The detractors who still bash this “train to no-where” are pretty much the same people who were opposed to its construction in the first place. The next group of detractors represents the younger folk who see a bare-boned 6 mile route and automatically presume the route represents the original intention. And the last are the people of the suburban communities of Tonawanda and Amherst that opposed and continue to oppose expansion of the route into their neighborhoods. They represent those among use that drive everywhere. They will complain about the high cost of gasoline but they will drive 2 miles to a supermarket to save fifty cents on a half-gallon of milk. Riding urban transit is also below their station in life.

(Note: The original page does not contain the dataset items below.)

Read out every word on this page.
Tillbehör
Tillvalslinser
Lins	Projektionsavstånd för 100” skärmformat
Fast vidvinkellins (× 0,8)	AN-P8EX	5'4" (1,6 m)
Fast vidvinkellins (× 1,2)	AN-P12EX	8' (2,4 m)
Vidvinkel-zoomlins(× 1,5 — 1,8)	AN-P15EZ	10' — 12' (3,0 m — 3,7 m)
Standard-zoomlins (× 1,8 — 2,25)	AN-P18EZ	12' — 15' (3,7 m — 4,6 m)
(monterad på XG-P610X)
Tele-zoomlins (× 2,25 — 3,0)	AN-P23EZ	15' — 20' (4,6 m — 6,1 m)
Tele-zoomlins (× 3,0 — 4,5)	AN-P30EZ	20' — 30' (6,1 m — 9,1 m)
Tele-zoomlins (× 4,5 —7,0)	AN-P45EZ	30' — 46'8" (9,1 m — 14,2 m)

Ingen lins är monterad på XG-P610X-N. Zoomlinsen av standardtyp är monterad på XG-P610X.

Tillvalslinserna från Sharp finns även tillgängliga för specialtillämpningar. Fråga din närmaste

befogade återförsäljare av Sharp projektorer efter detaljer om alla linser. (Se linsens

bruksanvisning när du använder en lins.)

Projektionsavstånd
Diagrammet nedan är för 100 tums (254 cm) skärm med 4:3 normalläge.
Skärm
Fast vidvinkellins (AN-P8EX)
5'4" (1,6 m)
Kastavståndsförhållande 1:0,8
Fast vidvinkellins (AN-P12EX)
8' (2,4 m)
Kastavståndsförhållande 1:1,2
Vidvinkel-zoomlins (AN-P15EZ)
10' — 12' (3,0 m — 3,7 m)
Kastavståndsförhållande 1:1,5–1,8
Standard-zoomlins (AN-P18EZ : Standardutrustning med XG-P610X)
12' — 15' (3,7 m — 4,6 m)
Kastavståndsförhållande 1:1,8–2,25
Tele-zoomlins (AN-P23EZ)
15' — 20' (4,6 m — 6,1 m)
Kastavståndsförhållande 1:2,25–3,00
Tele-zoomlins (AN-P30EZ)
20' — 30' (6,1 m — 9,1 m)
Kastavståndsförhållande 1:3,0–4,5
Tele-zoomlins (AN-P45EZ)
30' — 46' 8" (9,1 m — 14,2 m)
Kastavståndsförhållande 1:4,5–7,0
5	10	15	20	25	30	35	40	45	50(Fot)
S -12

As a result of public opposition, this area does not have an integrated people mover system that can transport people to and from the massive 25,000 student Amherst Campus of SUNY or the City of Lockport. Nor, can you ride the LaSalle Corridor into the Tonawandas and quite possibly the tourist meccas of Niagara Falls.
Forward thinking cities have taken a completely different approach and prosper as a result. The original City of Portland, Oregon rail system has been expanded into a 52 mile city/suburban operation with plans to expand 3 more miles across the Columbia River into the State of Washington. Salt Lake City completed a rapid transit route only in 1999. It was a 10 mile route from Salt Lake City to the suburb of Sandy. Over the past 13 years that single line has been transformed into a Blue, Red, and Green Line system as a result of West Valley – Jordan Extension, Salt Lake City International Airport Extension, and Draper Extension. Several other expansions are under consideration.
At this moment Atlanta, Baltimore, Austin, Hamilton (Ontario Canada), Cleveland, Dallas, Denver, Edmonton (Alberta Canada), Virginia-Beach/Hampton Roads, Jacksonville, Kansas City, Los Angeles, Monterrey Bay, Ottawa (Ontario Canada), Philadelphia, Phoenix, Raleigh, Sacramento, St. Louis, San Francisco, San José, Seattle, Toronto (Ontario Canada), Waterloo (Ontario Canada), York (Ontario Canada) all have rapid transit route extensions in the works.
What is Buffalo, NY doing? Today the train station at the Theater District is being removed to make way for the cars of suburbanites who don’t want rapid transit in their communities, don’t want to ride rapid transit downtown and are adamant the only way they will patronize anything in the city is if they can drive there to park or avoid having to walk a bit by being dropped off directly in front of their venue.
Finally, to prevent expansion into the southern suburbs, a 1000 car parking ramp will be located right at the Buffalo River terminus of the rail route in the heart of the Historic Erie Canal Harbor District so workers can hop the train to their jobs in the medical campus located 2,000 feet from the Theater District at the Allen-Hospital Station.
Compared to the rest of the nation we don’t get it. We want others to think we are this major league city while continuing to refuse development of major league infrastructure. In the end, I don’t think that attitude will serve us well.